Both parties have committed to widening Highway 1 to Chilliwack, but diverge on promises for rapid transit for the region.
B.C. Conservative Leader John Rustad kicked off duelling transportation announcements Thursday, unveiling a list of campaign promises to “get B.C. moving” that include widening Highway 1 to six lanes all the way to Chilliwack, extending SkyTrain to Newton in Surrey, and expanding the Pattullo Bridge replacement to six lanes.
NDP Leader David Eby, in presenting his party’s full platform in Surrey, promised to build SkyTrain’s Broadway Subway extension all the way to the University of B.C., start building toward rapid transit to the North Shore and add commuter rail services in the Fraser Valley.
Neither party attached price tags or timelines to their proposals, but, just from promises, Fraser Valley-based political scientist Hamish Telford observed that “the costs for these developments and upgrades are enormous.”
Price tags promise to be in the billions of dollars, judging by projects already under construction, such as the $2.83-billion Broadway subway expansion, whose completion has been delayed by two years to 2027, and SkyTrain’s Surrey extension, which is also delayed by two years and facing a 50-per-cent increase in its budget to $6 billion.
Both projects required heavy spending from the federal government to proceed.
“Obviously, the parties recognize that they have to speak to the concerns of voters in the outer suburbs,” said Telford, a professor at University of the Fraser Valley.
“It’s all about moving people,” although by appealing to different demographics in the population, Telford added.
“The Conservatives, I think, are perhaps targeted toward older, suburban families,” whereas the NDP is focused on “younger families and how we might move them,” Telford said.
Rustad rolled out his party’s platform under the slogan “Get B.C. Moving,” to start on a “transformative infrastructure and transportation plan.”
Other pieces of it include identifying and rebuilding Highway 1 exits and interchanges, replacing the old Ironworkers Memorial Bridge to the North Shore — with expanded capacity for cars and transit — and a promise to expedite a replacement for the George Massey Tunnel with “a new high-capacity crossing,” but without specifying whether that would be a bridge or a new tunnel.
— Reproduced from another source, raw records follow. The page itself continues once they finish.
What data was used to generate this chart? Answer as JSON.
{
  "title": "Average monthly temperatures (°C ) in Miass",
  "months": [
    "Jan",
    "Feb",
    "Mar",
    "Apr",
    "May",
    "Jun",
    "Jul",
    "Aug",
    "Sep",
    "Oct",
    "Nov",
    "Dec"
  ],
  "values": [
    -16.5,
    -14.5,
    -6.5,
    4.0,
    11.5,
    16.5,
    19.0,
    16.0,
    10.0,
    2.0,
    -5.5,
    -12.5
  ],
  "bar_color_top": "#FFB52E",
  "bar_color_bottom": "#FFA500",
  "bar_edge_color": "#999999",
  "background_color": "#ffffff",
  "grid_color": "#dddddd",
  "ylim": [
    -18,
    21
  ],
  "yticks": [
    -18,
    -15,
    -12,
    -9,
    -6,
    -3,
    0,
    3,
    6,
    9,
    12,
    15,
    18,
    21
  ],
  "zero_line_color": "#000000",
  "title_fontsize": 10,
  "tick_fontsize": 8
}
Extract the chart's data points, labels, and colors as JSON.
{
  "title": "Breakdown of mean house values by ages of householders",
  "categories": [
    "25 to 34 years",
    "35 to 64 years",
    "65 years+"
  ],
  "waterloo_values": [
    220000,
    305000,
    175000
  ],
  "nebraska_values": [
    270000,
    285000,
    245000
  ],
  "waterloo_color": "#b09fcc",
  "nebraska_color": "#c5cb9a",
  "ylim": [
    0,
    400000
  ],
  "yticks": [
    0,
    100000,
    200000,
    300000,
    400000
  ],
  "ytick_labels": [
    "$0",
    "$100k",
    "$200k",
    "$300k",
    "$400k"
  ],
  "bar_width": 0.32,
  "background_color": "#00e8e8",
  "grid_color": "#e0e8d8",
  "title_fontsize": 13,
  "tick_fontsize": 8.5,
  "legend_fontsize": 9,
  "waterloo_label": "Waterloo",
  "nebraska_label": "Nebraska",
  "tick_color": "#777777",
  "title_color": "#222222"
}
He accused the NDP government of neglecting infrastructure over the last seven years which has created “bottlenecks, delays and inefficiencies.”
Eby also makes a commitment to widening Highway 1 to Chilliwack, but the platform’s proposals lean on elements such as extending the West Coast Express to the eastern Fraser Valley city, developing a business plan for other commuter rail for destination such as Squamish, and expanding express bus services between cities elsewhere.
The NDP’s promises on transit extend to expanding and strengthening transit through TransLink and its Mayors’ Council’s “access for everyone plan,” besides throwing support to TransLink’s proposal to expand North Shore RapidBus service to Metrotown with the goal of turning it into bus rapid transit and then some form of rapid transit.
The commitments that all parties have now made to transit services have caught the attention of TransLink’s Mayors’ Council, which made its own statement Thursday encouraging the leaders to expand on those proposals.
“Clearly, provincial leaders have been hearing from the public that investment in transit needs to be a priority for the next government,” said council chair Brad West, who is also mayor of Port Coquitlam.
Green Leader Sonia Furstenau was the first to offer a major commitment to public transportation by promising to make transit a free service across the province a cornerstone of her party’s platform, even before the official campaign started.
On Thursday, Rustad promised to deal with what he called B.C.’s “public transit crisis,” by prioritizing regional transit, Fraser Valley commuter rail, and expanded transit on the Sea to Sky corridor.
He also promised to “fully (fund)” TransLink for two years while conducting an audit on its finances with a view to reforming its funding model “to ensure long-term stability.”
West said the council looks “forward to hearing more specifics from the parties about how they will fix TransLink’s broken funding model.”
TransLink, for the last year, has said it faces a $600-million-per-year financial void starting in 2026 without a new funding model with secure revenue sources and warned earlier this year it would have to cut bus service in half without one.
The attention to public transit was also welcomed by advocate groups, such as SkyTrain for Surrey, which wants to see 50 kilometres of rapid-transit expansion to South Surrey, to Guildford and into the Fraser Valley and Scott Road in Delta on three new routes.
In a statement, SkyTrain for Surrey said it “applauds the B.C. Conservative party’s commitment to building a King George SkyTrain line to Surrey’s Newton Town Centre.”
Denis Agar, executive-director of the pro-transit non-profit group Movement, said, “There are exciting things in all three platforms.” He noted that Movement “strongly (supports)” extending the Broadway subway line and intercity bus networks across the province, both parts of the NDP platform.
Movement, however, remains concerned that neither the NDP or Conservative platforms take overcrowding on transit services elsewhere in the province seriously enough.